Cosa è il male per noi? Qualcosa da eliminare dalla nostra esistenza. A volte lo vorremmo eliminare nascondendolo, a volte lo vorremo eliminare negandolo, a volte combattendolo. Il male per noi è la sconfitta del bene. Le cose vanno male perché non vanno bene. Il male avanza mentre il bene svanisce come neve al sole. Siamo per questo convinti che essere buoni significhi sbagliare di meno, essere ogni giorno un po’ sempre più perfetti.
In realtà così non è. Il male non è la sconfitta del bene, ma luogo di un bene maggiore. Ogni situazione di male, cosa che non siamo chiamati a scegliere ma siamo chiamati a vivere, è occasione di bene, di maturazione, di crescita.
È importante che tentiamo di uscire dalla dinamica del padre che castiga i figli e da quella bestemmia, questa sì che è vera bestemmia, dove Dio Padre permette che i figli soffrano. È importante che camminiamo verso una fede e una umanità adulta. Questa realtà adulta ci dice che il male è parte della nostra esistenza, a volte addirittura siamo noi il male. Il male fa parte della nostra vita, ma ciò che importa è come noi viviamo questo male non se noi lo sconfiggiamo o facciamo finta che non vi sia o non vi sia più.
L’adulto è colui che non cede alla tentazione delle illusioni e crede che le cose finalmente andranno a posto una volta per tutte. Questa è non fede ed è, soprattutto, negazione della vita stessa. Le cose a posto una volta per tutte sono cose da morti, sono cose morte.

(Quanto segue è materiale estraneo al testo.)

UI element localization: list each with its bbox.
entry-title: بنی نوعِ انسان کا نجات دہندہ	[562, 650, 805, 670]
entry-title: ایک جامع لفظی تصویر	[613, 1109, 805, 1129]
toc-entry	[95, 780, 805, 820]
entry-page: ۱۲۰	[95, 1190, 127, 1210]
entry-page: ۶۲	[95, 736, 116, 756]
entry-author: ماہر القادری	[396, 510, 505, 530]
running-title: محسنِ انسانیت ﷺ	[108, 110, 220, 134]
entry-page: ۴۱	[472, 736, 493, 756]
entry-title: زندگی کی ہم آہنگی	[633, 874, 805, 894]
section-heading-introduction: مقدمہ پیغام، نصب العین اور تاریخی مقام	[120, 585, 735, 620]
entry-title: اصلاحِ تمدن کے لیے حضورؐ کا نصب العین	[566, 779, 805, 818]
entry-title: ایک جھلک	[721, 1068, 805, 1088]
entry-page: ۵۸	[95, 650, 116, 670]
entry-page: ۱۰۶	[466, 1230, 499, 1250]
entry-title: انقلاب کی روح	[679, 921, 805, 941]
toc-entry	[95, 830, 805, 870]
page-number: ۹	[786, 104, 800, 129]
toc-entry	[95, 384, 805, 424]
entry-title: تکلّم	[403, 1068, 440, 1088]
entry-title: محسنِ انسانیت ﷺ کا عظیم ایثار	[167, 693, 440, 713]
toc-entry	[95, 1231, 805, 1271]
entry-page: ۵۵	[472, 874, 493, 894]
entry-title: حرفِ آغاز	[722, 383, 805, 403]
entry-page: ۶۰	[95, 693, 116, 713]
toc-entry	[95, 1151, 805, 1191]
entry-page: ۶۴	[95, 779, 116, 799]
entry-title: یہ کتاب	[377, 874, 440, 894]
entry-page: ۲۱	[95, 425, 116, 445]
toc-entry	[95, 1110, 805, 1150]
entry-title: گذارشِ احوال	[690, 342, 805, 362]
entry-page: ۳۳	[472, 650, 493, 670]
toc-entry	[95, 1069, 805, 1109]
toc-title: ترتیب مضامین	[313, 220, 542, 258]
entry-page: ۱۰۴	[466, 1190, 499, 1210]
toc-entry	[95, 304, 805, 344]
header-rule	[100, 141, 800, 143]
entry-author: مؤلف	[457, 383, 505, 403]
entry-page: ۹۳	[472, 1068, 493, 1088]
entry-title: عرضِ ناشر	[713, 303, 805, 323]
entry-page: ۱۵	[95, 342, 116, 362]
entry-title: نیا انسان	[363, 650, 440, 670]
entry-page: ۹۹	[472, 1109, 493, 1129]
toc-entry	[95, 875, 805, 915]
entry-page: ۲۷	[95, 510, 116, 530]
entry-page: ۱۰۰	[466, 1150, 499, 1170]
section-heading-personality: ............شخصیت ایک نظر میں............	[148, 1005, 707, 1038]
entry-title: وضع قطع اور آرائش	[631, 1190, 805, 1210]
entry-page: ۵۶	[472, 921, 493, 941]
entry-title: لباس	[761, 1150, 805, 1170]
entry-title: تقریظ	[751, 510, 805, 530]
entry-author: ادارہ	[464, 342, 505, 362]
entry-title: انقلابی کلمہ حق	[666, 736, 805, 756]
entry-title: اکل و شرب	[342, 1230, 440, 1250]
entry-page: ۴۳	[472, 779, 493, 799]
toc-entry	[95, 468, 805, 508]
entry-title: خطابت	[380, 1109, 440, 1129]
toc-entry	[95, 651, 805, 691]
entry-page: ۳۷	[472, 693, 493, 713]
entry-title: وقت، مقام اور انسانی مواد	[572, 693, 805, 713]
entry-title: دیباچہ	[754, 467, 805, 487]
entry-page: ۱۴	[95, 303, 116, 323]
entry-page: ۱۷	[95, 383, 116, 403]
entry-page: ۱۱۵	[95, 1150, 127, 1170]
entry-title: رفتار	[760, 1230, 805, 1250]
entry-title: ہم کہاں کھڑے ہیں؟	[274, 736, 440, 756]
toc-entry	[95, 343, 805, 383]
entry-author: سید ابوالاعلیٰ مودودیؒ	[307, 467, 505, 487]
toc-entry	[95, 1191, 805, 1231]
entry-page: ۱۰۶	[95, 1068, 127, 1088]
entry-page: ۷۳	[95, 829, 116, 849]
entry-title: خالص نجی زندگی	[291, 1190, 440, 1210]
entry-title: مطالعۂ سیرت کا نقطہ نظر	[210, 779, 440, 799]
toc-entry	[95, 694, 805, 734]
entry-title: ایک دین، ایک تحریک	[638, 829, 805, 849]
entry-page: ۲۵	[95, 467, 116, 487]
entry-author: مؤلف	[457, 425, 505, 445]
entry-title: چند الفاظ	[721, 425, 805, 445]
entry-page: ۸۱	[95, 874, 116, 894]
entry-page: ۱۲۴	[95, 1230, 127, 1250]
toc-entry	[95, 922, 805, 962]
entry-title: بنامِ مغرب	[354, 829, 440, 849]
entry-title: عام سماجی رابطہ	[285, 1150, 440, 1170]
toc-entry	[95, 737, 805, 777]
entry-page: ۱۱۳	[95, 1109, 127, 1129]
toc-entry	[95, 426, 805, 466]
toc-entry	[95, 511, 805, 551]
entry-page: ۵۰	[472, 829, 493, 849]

Se questo è vero, come credo lo sia, allora essere perfetti come è perfetto il Padre nostro, non significa essere gente che sbaglia di meno quanto invece essere gente che ama di più. Coscienti del fatto che a chi più è perdonato più sarà in grado di amare.
Dio Padre è medico che cura le ferite non di coloro che non ne hanno o che pensano di non averne. Il medico privilegia chi sta peggio: fanno così anche al pronto soccorso!
Per questo misura della grazia di Dio non è la bontà della persona o la nostra cattiveria che è tante volte utile per fomentare le chiacchiere dei cosiddetti buoni. L’amore gratuito del Padre è per noi l’unica cura e per Lui l’unica rivelazione della Buona Notizia.
Per questo è importante che finalmente cominciamo ad essere coscienti che la comunità cristiana non è cosa da puri, ma di peccatori che accolgono e di perdonati che perdonano. Gli ultimi sono i primi nella Chiesa, non i cardinali o chi per loro.
Pensiamo che quel trasgressore di Gesù ha offerto personalmente la prima eucaristia a Giuda che lo tradisce, a Pietro che lo rinnega, agli altri che lo abbandonano. Per partecipare all’eucaristia non è chiesto di essere giusti, come abbiamo sempre pensato e come troppo spesso continuiamo a pensare. Anzi coloro che si pensano giusti sono coloro che tornano a casa loro non perdonati. Ciò che importa è riconoscere il proprio peccato non di non averne. Non possiamo continuare a pensare al sacramento della Confessione come ad una lavanderia dove noi andiamo per essere lavati. La Confessione è l’incontro col Padre Misericordioso. La forza del perdono viene dal dono di Cristo in croce, dono che viene celebrato nell’eucaristia che non è cosa da puri o perfetti, ma è cosa da peccatori.
All’inizio della messa chiediamo perdono per i nostri peccati e al momento cruciale della comunione andiamo a ricever il dono, non il salario della mia fatica, non la ricompensa della mia bravura vera o finta che sia, dicendo Signore, non sono degno di partecipare alla tua mensa ma dì soltanto una parola e io sarò salvato.
Solo così oggi diverremo capaci di vederci seduti al banco delle imposte e di sentire Gesù che passa e ci dice “seguimi”! Solo così avremo il coraggio di alzarci, di mollare tutto e di seguirlo. Lasciare ciò che non è buono e andare verso ciò che è buono, bene e bello.